From the second millennium BC a group of hunter-gatherers, known as the Ciboney, made their way from South America along the chain of islands enclosing the Caribbean Sea. A few hundred years BC, the Tainos, also called Arawaks, began populating the region, first settling in the Windwards and Leewards and eventually inhabiting the Greater Antilles and the Bahamas, pushing the Ciboney ahead of them as they moved north. From about AD 1000 another group, called the Caribs, came from Venezuela and South America and started to force the Tainos off the islands.
The Caribs were more primitive and ferocious than the Tainos and expanded their territory by ruthless warfare. When they defeated their neighbors, their custom was to marry the woman and eat the men. Tainos called them canibas, their own version of the word Caribs. When Christopher Columbus reached the Bahamas and the Greater Antilles in 1492, the northern islands were occupied by the Tainos, with only a few pockets of Ciboney surviving. The smaller islands of the Lesser Antilles were by then largely populated by the Caribs.The Spaniards were alarmed and fascinated by the man-eating canibas and news of them, which spread rapidly in Europe, resulted in a new word - cannibal. Columbus first reached an island in the Bahamas that he named San Salvador, after Jesus the Savior. Although the Spaniards were not the first Europeans to reach the American continent, they were the first to record their achievement. Columbus, who believed he had reached the East Indies, called the inhabitants of San Salvador Indians. This inaccurate name has remained attached to the indigenous people of the whole American continent and because of it the region became known to Europeans as the West Indies.
The most important landfall of Columbus's expedition was the large island of Cuba, while the next significant one was an island Columbus named after Spain, or Hispaniola, later known as the Dominican Republic and Haiti. The Spaniards eradicated the Tainos in less than fifty years during their plunder for gold in the sixteenth century, sending many of them to South Africa to work in the gold mines and pearl beds, but many people from the tribes committed suicide to escape enslavement.
During the sixteenth century, the islands of the Caribbean remained an exclusively Spanish preserve, but they were too numerous to control. During the seventeenth century, the English and the French settled on islands on the periphery. Some islands changed hands over twenty times during the Caribbean wars, as the European imperialists waged war among themselves as well as with the Carib Indians. During the eighteenth century, there was an ongoing conflict between France and Britain over islands in the region, which peaked in the 1790s with the French Revolutionary wars.
In addition, pirate ships pervaded the region at the beginning of the seventeenth century. Their home base was the island of Tortuga off the north coast of Haiti, from where they pirated the high seas and attacked vessels as far away as the Indian Ocean. In the eighteenth century, slavery was brought to the Caribbean islands and slaves were used to cultivate sugar. After the Tainos were wiped out, plantation owners relied on slaves from Africa. At first, it was mainly the Dutch who imported slaves, but later the English dominated the trade, with Jamaica, in English hands from 1655, becoming the major slave market in the region.

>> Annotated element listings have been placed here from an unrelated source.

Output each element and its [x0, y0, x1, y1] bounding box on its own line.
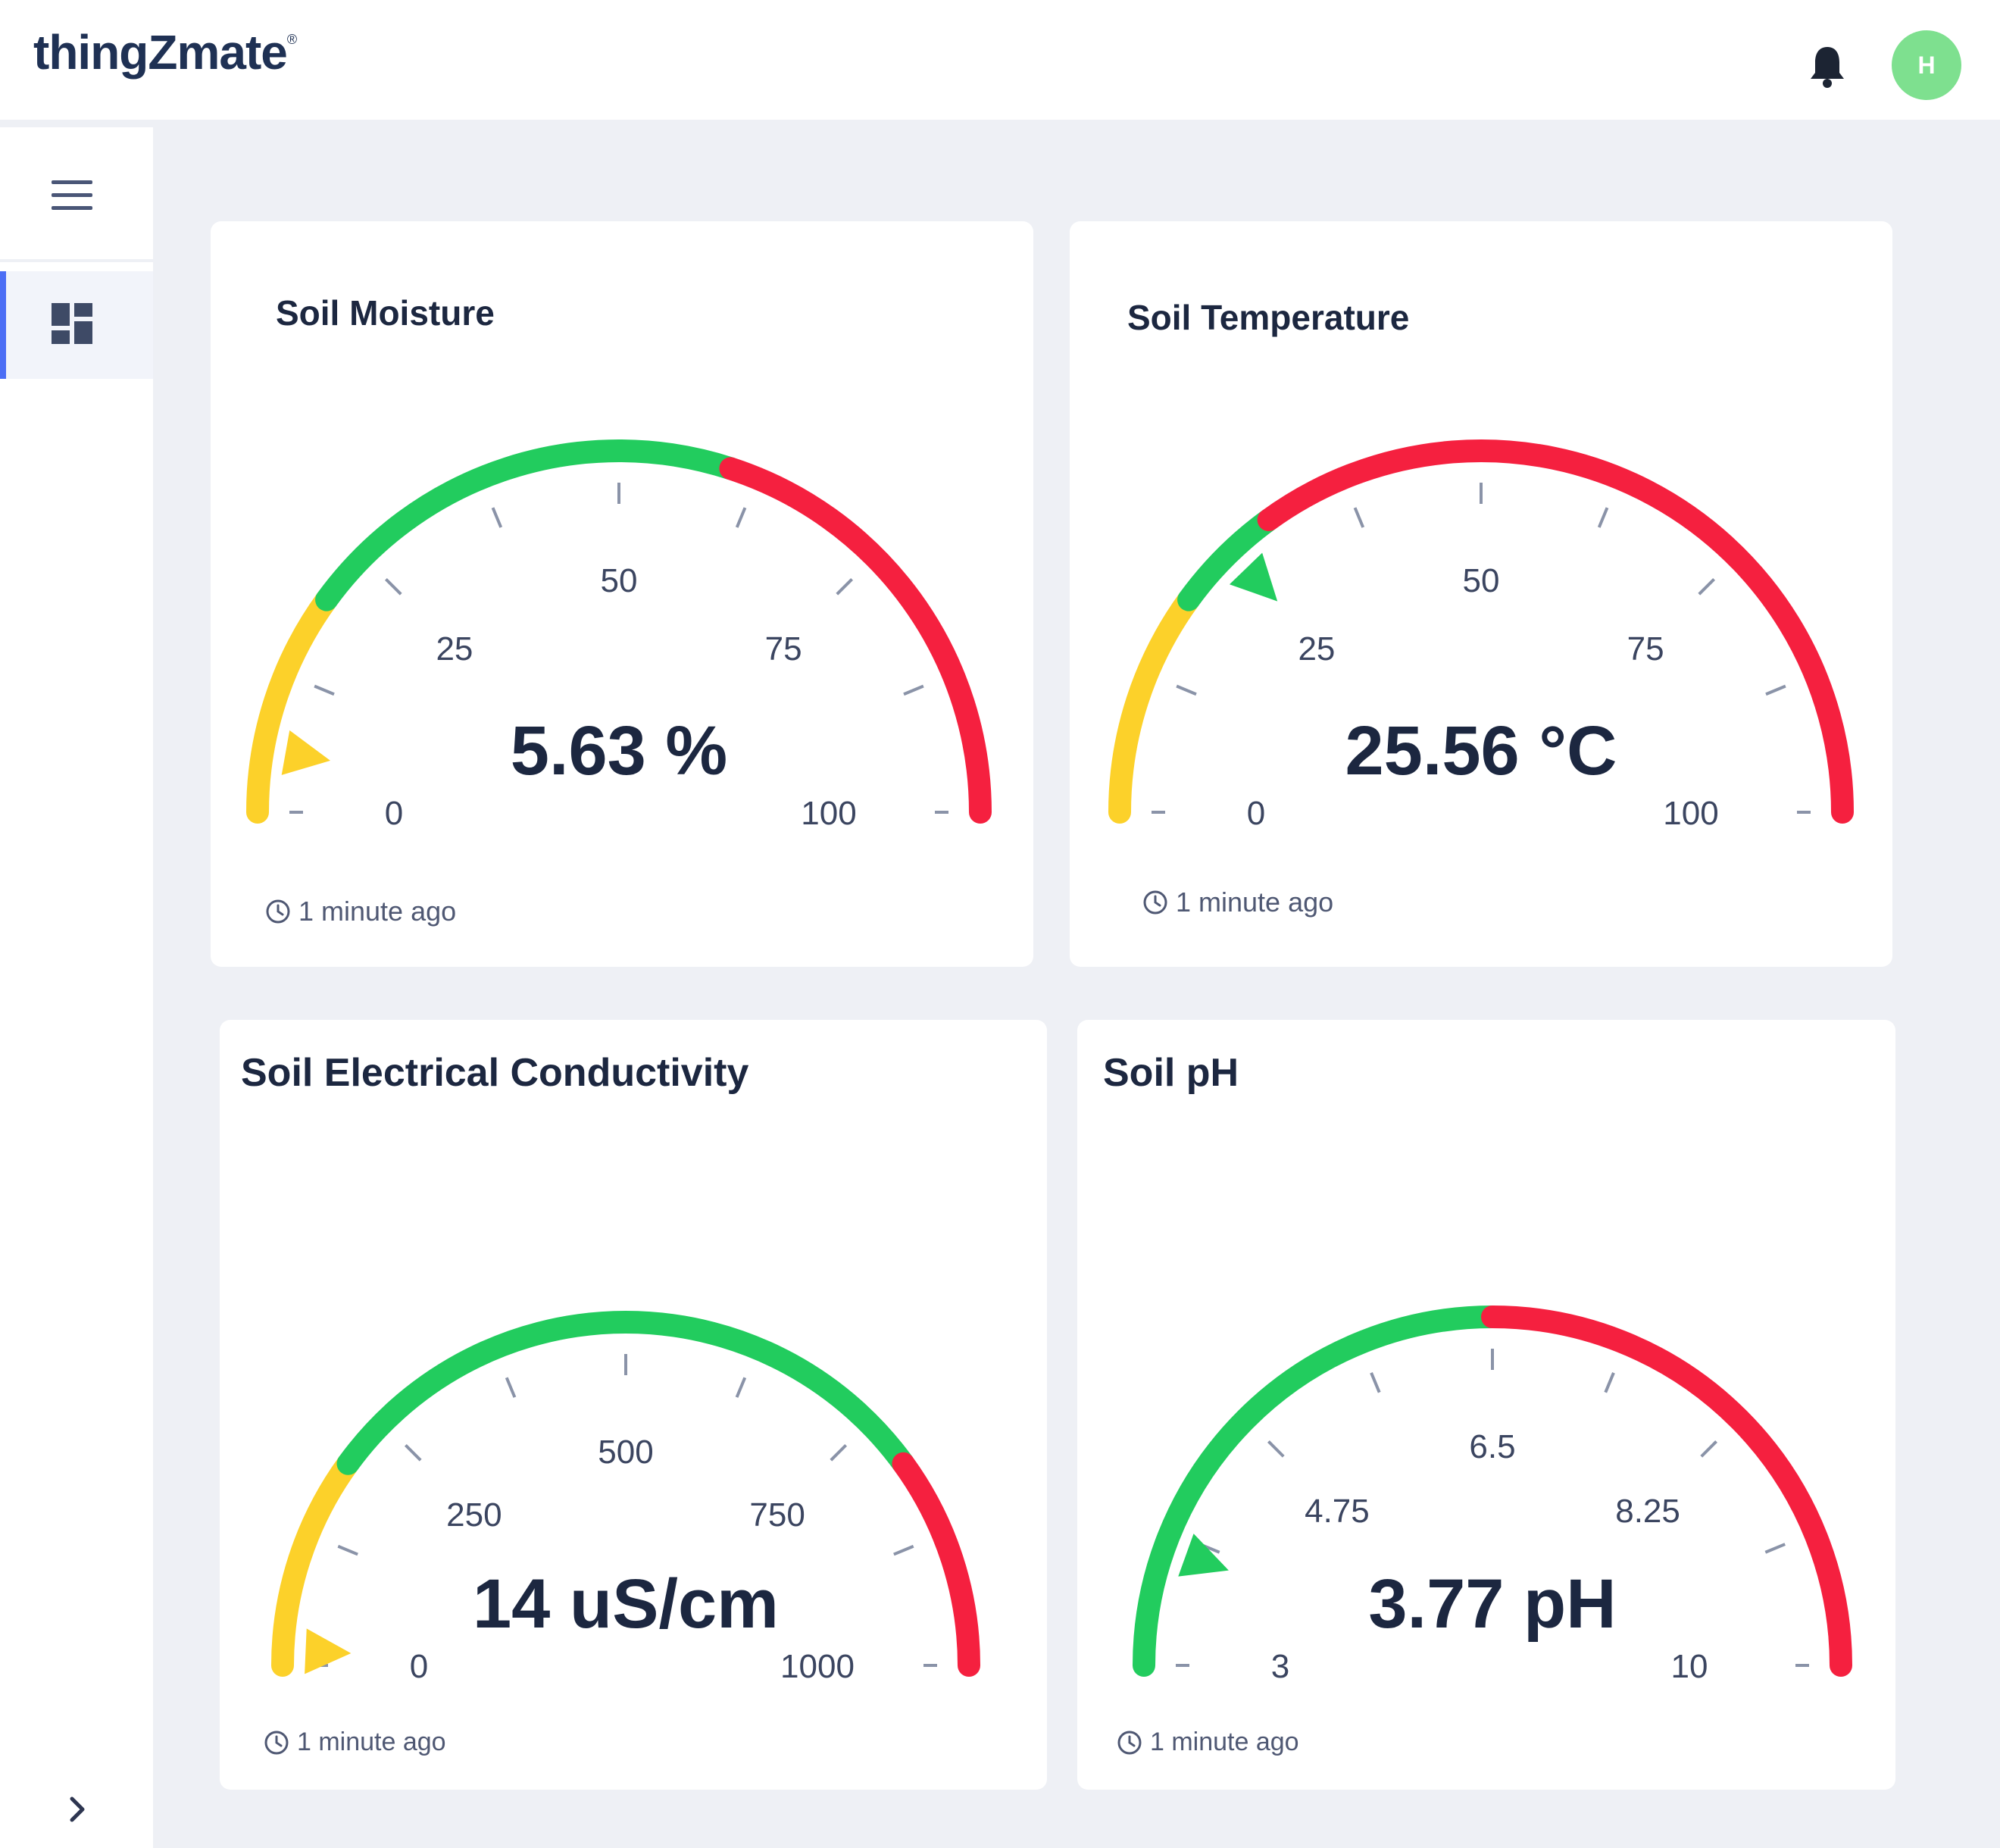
gauge-tick-label: 0: [410, 1648, 428, 1685]
sidebar: [0, 127, 153, 1848]
gauge-tick: [314, 684, 335, 696]
gauge-band: [315, 439, 742, 611]
gauge-value: 5.63 %: [511, 712, 727, 790]
last-updated-text: 1 minute ago: [298, 896, 457, 927]
gauge-tick-label: 100: [1663, 795, 1718, 832]
widget-card-soil-temperature[interactable]: Soil Temperature 0 25 50 75 100 25.56 °C 1 mi…: [1070, 221, 1892, 967]
gauge-band: [892, 1452, 980, 1677]
last-updated-text: 1 minute ago: [297, 1728, 446, 1756]
logo-text: thingZmate: [33, 25, 288, 80]
gauge-tick-label: 0: [1247, 795, 1265, 832]
gauge-tick: [1604, 1372, 1615, 1393]
gauge-tick: [903, 684, 924, 696]
gauge-tick-label: 8.25: [1615, 1493, 1680, 1530]
gauge-tick: [1267, 1440, 1285, 1458]
gauge-needle: [1229, 552, 1278, 602]
gauge-band: [336, 1311, 915, 1475]
hamburger-menu-icon[interactable]: [52, 180, 92, 214]
gauge-tick: [1764, 1543, 1786, 1554]
widget-title: Soil Moisture: [276, 293, 495, 333]
gauge-tick-label: 3: [1271, 1648, 1289, 1685]
gauge-tick: [893, 1544, 914, 1556]
gauge-tick-label: 75: [1627, 630, 1664, 668]
clock-icon: [1117, 1731, 1142, 1754]
gauge-tick-label: 100: [801, 795, 856, 832]
gauge-value: 25.56 °C: [1345, 712, 1617, 790]
gauge-tick-label: 50: [1463, 562, 1500, 599]
last-updated-text: 1 minute ago: [1150, 1728, 1299, 1756]
last-updated-text: 1 minute ago: [1176, 886, 1334, 918]
gauge-tick-label: 250: [446, 1496, 502, 1534]
clock-icon: [266, 899, 290, 924]
gauge-tick-label: 10: [1671, 1648, 1708, 1685]
sidebar-divider: [0, 259, 153, 262]
logo[interactable]: thingZmate®: [33, 24, 297, 80]
gauge-tick-label: 750: [749, 1496, 805, 1534]
gauge-tick: [1700, 1440, 1717, 1458]
widget-title: Soil Temperature: [1127, 298, 1410, 337]
clock-icon: [1143, 890, 1167, 915]
gauge-value: 3.77 pH: [1368, 1565, 1616, 1643]
chevron-right-icon[interactable]: [62, 1794, 92, 1825]
gauge-tick-label: 50: [601, 562, 638, 599]
gauge-tick: [384, 577, 402, 596]
gauge-tick: [1597, 507, 1609, 528]
gauge-tick: [1370, 1372, 1381, 1393]
clock-icon: [264, 1731, 289, 1754]
gauge-band: [1481, 1305, 1852, 1677]
avatar[interactable]: H: [1892, 30, 1961, 100]
gauge: 0 25 50 75 100 25.56 °C: [1108, 439, 1854, 832]
gauge-tick: [735, 507, 747, 528]
avatar-initial: H: [1917, 51, 1936, 79]
gauge-band: [1257, 439, 1854, 824]
gauge-tick: [1176, 684, 1197, 696]
gauge-tick-label: 0: [385, 795, 403, 832]
gauge-band: [1108, 588, 1201, 824]
logo-registered-mark: ®: [286, 32, 297, 47]
gauge-band: [1133, 1305, 1504, 1677]
gauge-tick: [735, 1377, 747, 1398]
gauge-tick-label: 4.75: [1305, 1493, 1370, 1530]
gauge-tick: [505, 1377, 517, 1398]
gauge-band: [271, 1452, 360, 1677]
gauge-tick: [1353, 507, 1365, 528]
widget-title: Soil pH: [1103, 1051, 1239, 1095]
gauge-tick-label: 75: [765, 630, 802, 668]
sidebar-item-dashboard[interactable]: [0, 271, 153, 379]
gauge: 3 4.75 6.5 8.25 10 3.77 pH: [1133, 1305, 1852, 1685]
last-updated: 1 minute ago: [265, 896, 456, 927]
gauge-value: 14 uS/cm: [473, 1565, 779, 1643]
gauge: 0 25 50 75 100 5.63 %: [246, 439, 992, 832]
widget-card-soil-electrical-conductivity[interactable]: Soil Electrical Conductivity 0 250 500 750 1…: [220, 1020, 1047, 1790]
gauge-tick-label: 25: [1298, 630, 1335, 668]
gauge-tick: [1698, 577, 1716, 596]
widget-card-soil-ph[interactable]: Soil pH 3 4.75 6.5 8.25 10 3.77 pH 1 minute a…: [1077, 1020, 1895, 1790]
gauge-tick-label: 500: [598, 1434, 653, 1471]
widget-card-soil-moisture[interactable]: Soil Moisture 0 25 50 75 100 5.63 % 1 minute …: [211, 221, 1033, 967]
bell-icon[interactable]: [1808, 44, 1847, 88]
gauge-tick: [830, 1443, 848, 1462]
gauge-tick: [836, 577, 854, 596]
top-bar: thingZmate® H: [0, 0, 2000, 120]
gauge-tick-label: 1000: [780, 1648, 855, 1685]
gauge-tick-label: 25: [436, 630, 473, 668]
gauge-tick: [491, 507, 503, 528]
gauge-needle: [1178, 1534, 1229, 1577]
gauge-tick: [404, 1443, 422, 1462]
dashboard-grid-icon: [52, 303, 92, 344]
gauge-tick: [1765, 684, 1786, 696]
gauge-band: [246, 588, 339, 824]
gauge-needle: [281, 730, 331, 775]
gauge-needle: [305, 1628, 352, 1674]
gauge-tick: [337, 1544, 358, 1556]
gauge-band: [719, 457, 992, 824]
last-updated: 1 minute ago: [1117, 1728, 1299, 1757]
last-updated: 1 minute ago: [264, 1728, 446, 1757]
widget-title: Soil Electrical Conductivity: [241, 1051, 749, 1095]
gauge-tick-label: 6.5: [1469, 1428, 1515, 1465]
active-indicator: [0, 271, 6, 379]
last-updated: 1 minute ago: [1142, 886, 1333, 918]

After the Emancipation Act of 1834 ended slavery and Europe no longer relied on the region for sugar production, the Caribbean islands became less of a fighting prize. Cuba continued to import slaves until 1864 and slavery was not officially abolished until 1888. The French possessions freed their slaves in 1848 and were followed by the Dutch in 1863 and Puerto Rico in 1873.
At the end of the nineteenth century, Cuba and Puerto Rico were ceded to the United States and Cuba gained its independence in 1901. In 1962, Jamaica and Trinidad and Tobago became independent states within the British Commonwealth, while Barbados gained its independence four years later. The next islands to become independent were Antigua, Barbuda, Redonda, Anguilla, St. Kitts and Nevis, St. Lucia, St. Vincent, and Dominica. The French possessions in the region remain departments of France. Almost no indigenous Caribbean Indians have survived. The lasting legacy of their history is in Tainos features that can be found in the faces of some Dominicans and Cubans.